AHA/ACC Recommendation for CT Coronary Calcium Scoring
The ACC/AHA gives CT coronary artery calcium (CAC) scoring a Class IIa recommendation (Level of Evidence: B-NR) for asymptomatic adults aged 40-75 years at intermediate risk (7.5% to <20% 10-year ASCVD risk) or selected borderline risk patients (5% to <7.5% 10-year ASCVD risk) when treatment decisions remain uncertain. 1
Risk-Stratified Recommendations
Intermediate Risk Patients (7.5% to <20% 10-year ASCVD risk)
- Class IIa recommendation: CAC scoring is reasonable as a guide for shared decision-making when decisions about preventive interventions (particularly statin therapy) are uncertain 1
- This represents the strongest recommendation level, indicating the benefit substantially outweighs the risk 1
Borderline Risk Patients (5% to <7.5% 10-year ASCVD risk)
- Class IIa recommendation: CAC scoring is reasonable in selected borderline risk adults when treatment decisions are uncertain 1
- Selection criteria include presence of risk-enhancing factors such as family history of premature CHD, persistently elevated LDL-C ≥160 mg/dL, metabolic syndrome, chronic kidney disease, or inflammatory diseases 1
Low-to-Intermediate Risk (6% to 10% 10-year risk)

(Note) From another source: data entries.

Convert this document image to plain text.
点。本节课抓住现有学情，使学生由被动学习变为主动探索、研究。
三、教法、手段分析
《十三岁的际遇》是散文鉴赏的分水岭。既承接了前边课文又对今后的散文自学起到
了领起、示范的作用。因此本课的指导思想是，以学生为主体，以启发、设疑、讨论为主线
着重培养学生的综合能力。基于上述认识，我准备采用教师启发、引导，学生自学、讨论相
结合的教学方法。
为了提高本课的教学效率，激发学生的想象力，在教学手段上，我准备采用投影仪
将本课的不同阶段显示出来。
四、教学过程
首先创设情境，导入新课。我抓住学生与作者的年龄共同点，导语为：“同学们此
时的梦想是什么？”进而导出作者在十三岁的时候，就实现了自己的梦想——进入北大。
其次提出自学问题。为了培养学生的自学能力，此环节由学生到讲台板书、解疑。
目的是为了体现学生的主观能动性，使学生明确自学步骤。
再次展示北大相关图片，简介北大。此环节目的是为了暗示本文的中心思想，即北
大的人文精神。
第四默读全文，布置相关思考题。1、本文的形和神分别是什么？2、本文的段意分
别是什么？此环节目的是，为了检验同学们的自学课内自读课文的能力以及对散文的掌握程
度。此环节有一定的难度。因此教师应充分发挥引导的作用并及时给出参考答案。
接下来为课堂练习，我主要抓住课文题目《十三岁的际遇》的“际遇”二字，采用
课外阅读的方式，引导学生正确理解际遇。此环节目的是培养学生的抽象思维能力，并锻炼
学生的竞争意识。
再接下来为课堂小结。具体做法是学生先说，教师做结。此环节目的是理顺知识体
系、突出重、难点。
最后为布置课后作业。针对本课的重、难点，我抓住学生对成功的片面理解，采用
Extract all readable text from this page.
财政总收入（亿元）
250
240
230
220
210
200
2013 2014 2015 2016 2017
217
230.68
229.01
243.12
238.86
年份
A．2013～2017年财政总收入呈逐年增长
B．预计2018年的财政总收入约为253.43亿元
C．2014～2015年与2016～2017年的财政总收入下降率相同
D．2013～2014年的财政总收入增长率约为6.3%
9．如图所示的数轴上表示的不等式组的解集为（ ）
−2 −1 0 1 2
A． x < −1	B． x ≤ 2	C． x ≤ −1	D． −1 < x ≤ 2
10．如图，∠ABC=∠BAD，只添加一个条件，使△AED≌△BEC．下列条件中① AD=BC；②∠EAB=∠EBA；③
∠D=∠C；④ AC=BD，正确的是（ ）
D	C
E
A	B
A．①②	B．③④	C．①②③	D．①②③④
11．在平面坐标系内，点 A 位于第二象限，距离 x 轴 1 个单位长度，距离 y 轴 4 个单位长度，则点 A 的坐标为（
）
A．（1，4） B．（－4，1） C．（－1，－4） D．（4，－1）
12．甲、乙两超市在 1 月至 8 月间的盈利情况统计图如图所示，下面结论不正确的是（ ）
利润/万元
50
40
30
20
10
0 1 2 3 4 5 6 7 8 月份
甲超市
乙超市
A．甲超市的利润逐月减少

- Class IIb recommendation: CAC measurement may be reasonable for cardiovascular risk assessment 1
- This is a weaker recommendation (Class IIb) compared to the intermediate risk group, indicating usefulness is less well established 1
Low Risk (<6% 10-year risk)
- Class III: No Benefit: Persons at low risk should NOT undergo CAC measurement for cardiovascular risk assessment 1
- Exception: May be appropriate in low-risk patients with a family history of premature coronary heart disease 2
Interpretation and Clinical Action Based on CAC Score
The 2019 ACC/AHA guidelines provide specific guidance on how to use CAC results 1:
CAC Score = 0
- It is reasonable to withhold statin therapy and reassess in 5-10 years 1
- Caveat: Higher-risk conditions override this recommendation—still consider statins if diabetes, family history of premature CHD, or cigarette smoking are present 1
- A zero score confers very low risk (<1% annually) for cardiac death or myocardial infarction 3
CAC Score = 1-99
- It is reasonable to initiate statin therapy for patients ≥55 years of age 1
- For younger patients with scores in this range, shared decision-making should incorporate other risk factors 1
CAC Score ≥100 or ≥75th Percentile
- It is reasonable to initiate statin therapy 1
- Scores >400 warrant consideration for screening for clinically silent ischemia 3
Important Clinical Caveats
Age Considerations
- Generally not recommended for men <40 years or women <50 years due to low prevalence of detectable calcium and radiation exposure concerns 1
- For younger patients (<45 years), reserve CAC scoring for those with multiple major ASCVD risk factors or family history of premature ASCVD 1
Radiation Exposure
- The radiation dose is relatively low (0.9-1.5 mSv), comparable to 1-2 mammograms 1
- All current recommendations mandate prospective ECG-triggering to minimize radiation 1
Critical Limitation
- CAC = 0 does NOT exclude non-calcified plaque or obstructive coronary disease 1, 3
- In symptomatic patients, 7-38% with CAC = 0 have obstructive disease 1
- CAC scoring measures calcified plaque burden, not degree of stenosis 3
Comparison with Earlier Guidelines
The 2010 ACC/AHA guidelines provided similar but slightly different risk thresholds 1:
- Class IIa: Intermediate risk (10% to 20% 10-year risk)
- Class IIb: Low-to-intermediate risk (6% to 10% 10-year risk)
- Class III: Low risk (<6% 10-year risk)
The 2019 update refined these categories and strengthened the recommendation by extending Class IIa to include selected borderline risk patients and providing more specific guidance on CAC score interpretation 1.
Practical Implementation
Before ordering CAC scoring, ensure 1, 2:
- The patient falls into intermediate or borderline risk category
- Treatment decisions (particularly statin initiation) are genuinely uncertain
- You are prepared to act on the results—either initiate or withhold therapy based on the score
- The patient understands that CAC scoring is primarily useful for risk stratification, not diagnosis of obstructive disease
The test should only be ordered if the result will change management decisions 4, 5.